Ramadhan
adalah bulan yang mulia dan utama. Keutamaan bulan Ramadhan disampaikan oleh Rasulullah
SAW kepada kaum muslimin dalam banyak sekali hadits-hadits beliau. Di antaranya
adalah bahwa pada bulan Ramadhan, setan-setan dibelenggu, pintu neraka ditutup,
sementara pintu surga dibuka lebar.
Sabda Rasulullah SAW:
إِذَا دَخَلَ رَمَضَانُ صُفَّدَتِ الشَّيَاطِيْنُ ،
وَفُتِحَتْ أَبُوَابُ الجَّنَةِ ، وَغُلِّقَتْ أَبْوَابُ النَّارِ
“Ketika masuk bulan Ramadlan maka syaitan-syaitan dibelenggu, pintu-pintu surga dibuka, dan pintu-pintu neraka ditutup,” (HR. Bukhari dan Muslim).
Abu Hasan Ali bin Khalaf bin
Abdul Malik bin Baththal Al-Bakri Al-Qurthubi atau yang lebih dikenal dengan
nama Ibnu Baththal, menjelaskan bahwa terdapat dua makna yang diajukan
para ulama tentang makna hadis tersebut. Yaitu makna haqiqi dan makna majazi.
Menurut makna haqiqi, ulama memahami hadis tersebut secara literalis (sesuai
bunyi teks haditsnya). Pintu surga dibuka dan setan-setan dibelenggu, dipahami dengan makna yang sebenarnya, sehingga
intensitas setan dalam menggoda manusia berkurang pada bulan Ramadhan dibanding
dengan bulan-bulan lainnya.
Sedangkan menurut makna majazi, dibukanya
pintu-pintu surga, dipahami bahwa Allah SWT membuka pintu-Nya dengan amal
perbuatan yang dapat mengantarkan hamba-Nya ke surga, seperti puasa, shalat
tarawih, tadarus Al-Qur`an, i’tikaf, dzikir dan lain sebagainya. Sehingga jalan
menuju surga di bulan Ramadhan menjadi lebih mudah dan amal perbuatan lebih
cepat diterima. Begitu juga maksud ditutupnya pintu neraka, yakni dibulan Ramadhan
dapat lebih mudah menghindarkan diri dari kemaksiatan dan menjauhi perbuatan-perbuatan
yang dapat mengantarkan kepada neraka.
Al-Qadhi Iyadh
menjelaskan bahwa makna dibelenggunya setan
dalam hadis tersebut, dapat dipahami sebagai ungkapan tentang upaya orang yang
berpuasa dalam menahan diri dari hal-hal yang bertentangan dengan agama.
Selain itu, juga merupakan simbol banyaknya pengampunan dan pahala yang
dijanjikan di bulan Ramadhan.
Dalam kitab Majmu Al-Fatawa menyebutkan, bahwa yang dimaksud dibelenggu adalah dibelenggunya
setan dari upaya menyesatkan manusia, dengan banyaknya kebaikan dan orang yang
bertaubat kepada Allah Ta’ala di bulan Ramadhan.

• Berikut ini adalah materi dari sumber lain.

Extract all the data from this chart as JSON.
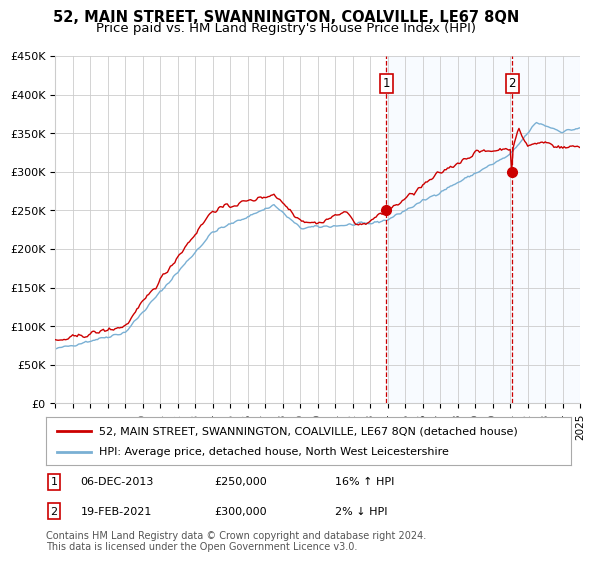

Al-Hafidz Ibnu Hajar juga berpendapat, bahwa
makna setan dibelenggu dalam hadis tersebut adalah setan tidak dapat menggoda
kaum muslimin seperti yang mereka lakukan di bulan-bulan lainnya, karena
manusia disibukkan dengan beribadah. Setan
dibelenggu dengan puasa, yang berfungsi menekan dorongan nafsu syahwat,
sehingga manusia lebih banyak berbuat kebaikan.
Pertanyaannya, kenapa dibulan Ramadhan masih ada maksiat?
Imam As-Sindi berkata “dibelenggunya setan tidak serta merta dapat
menghilangkan maksiat, karena maksiat juga bisa datang dari hawa nafsu, bukan
hanya dari setan, sebagaimana maksiatnya Iblis yang bukan disebabkan godaan
setan”.
Kemaksiatan yang ada di bulan Ramadhan disebabkan karena
nafsu pada manusia itu sendiri. Karena kemaksiatan itu dapat datang dari dua
jalan, pertama kemaksiatan yang berasal dari diri sendiri yaitu hawa nafsu, dan
yang kedua kemaksiatan yang berasal dari luar, yaitu setan.
Jadi, apabila setan memang benar-benar dibelenggu di
bulan Ramadhan, maka masih harus menghadapi satu tantangan lagi, yaitu hawa nafsu. Yaitu musuh yang harus dihadapi dan dikalahkan di
bulan Ramadhan ini. Wallahu ‘alam Bishawab.